We observed time saving of 22 seconds in one small project:

  • No cache: 37s
    • Install: 37s
  • Cold cache: 53s
    • Install: 37s
    • Persist: 16s
  • Warm cache: 15s
    • Restore: 10s
    • Install: 5s

dtinth avatar Dec 14 '21 17:12 dtinth

@dtinth do you have a sample project that has the entire file? I still can't understand how to implement this properly.

darklight9811 avatar Dec 31 '21 22:12 darklight9811

Thanks for sharing @dtinth! Seems to work well for me.

I removed ~/.cache/Cypress and specified the lock file as common/config/rush/pnpm-lock.yaml.

Also, I haven't used actions/cache before. Make sure to do the actions/checkout before, so hashFiles can be calculated correctly.

      - uses: actions/checkout@v2
      - name: Cache Rush
        uses: actions/cache@v2
        with:
          path: |
            common/temp/install-run
            ~/.rush
          key: ${{ runner.os }}-${{ hashFiles('rush.json') }}
      - name: Cache pnpm
        uses: actions/cache@v2
        with:
          path: |
            common/temp/pnpm-store
          key: ${{ runner.os }}-${{ hashFiles('common/config/rush/pnpm-lock.yaml') }}

jonasb avatar Feb 06 '22 18:02 jonasb

@jonasb Hey, thanks for sharing. Why are you hashing rush.json for the cache key? Does it ever get invalidated? Shouldn't we hash something like repo-state.json? Sorry, I'm a bit new at this 😅

renan-britz-mgm avatar Sep 02 '22 18:09 renan-britz-mgm

@renan-britz-mgm if 2 different rush versions can create the same repo-state.json which may or may not be possible (@octogonz would know) then you might be re-installing rush on every ci run. AFAIK actions/cache won't update a cache if it gets a hit.

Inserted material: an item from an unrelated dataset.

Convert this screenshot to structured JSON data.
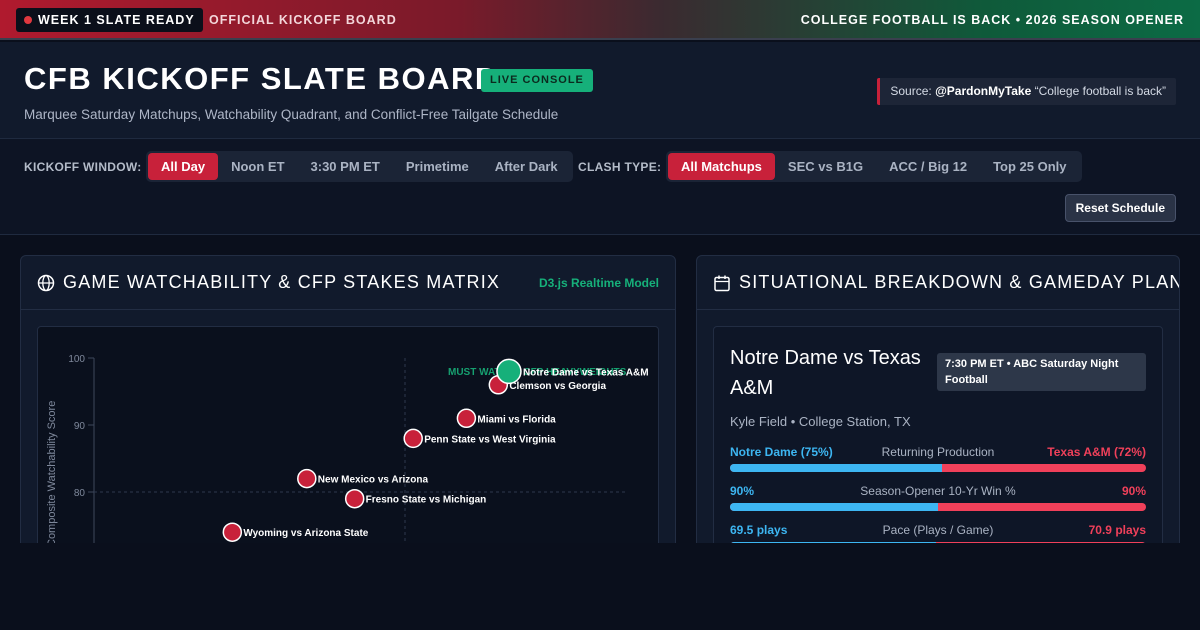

jessekrubin avatar Sep 08 '22 19:09 jessekrubin

I've created a GitHub action to simplify the process. https://github.com/marketplace/actions/rush-cache

- name: Restore cache
  uses: gigara/rush-cache@v1

Also, you can use the GitHub cache plugin in the rush project to save the build cache in GitHub. https://www.npmjs.com/package/@gigara/rush-github-action-build-cache-plugin

gigara avatar Mar 03 '23 16:03 gigara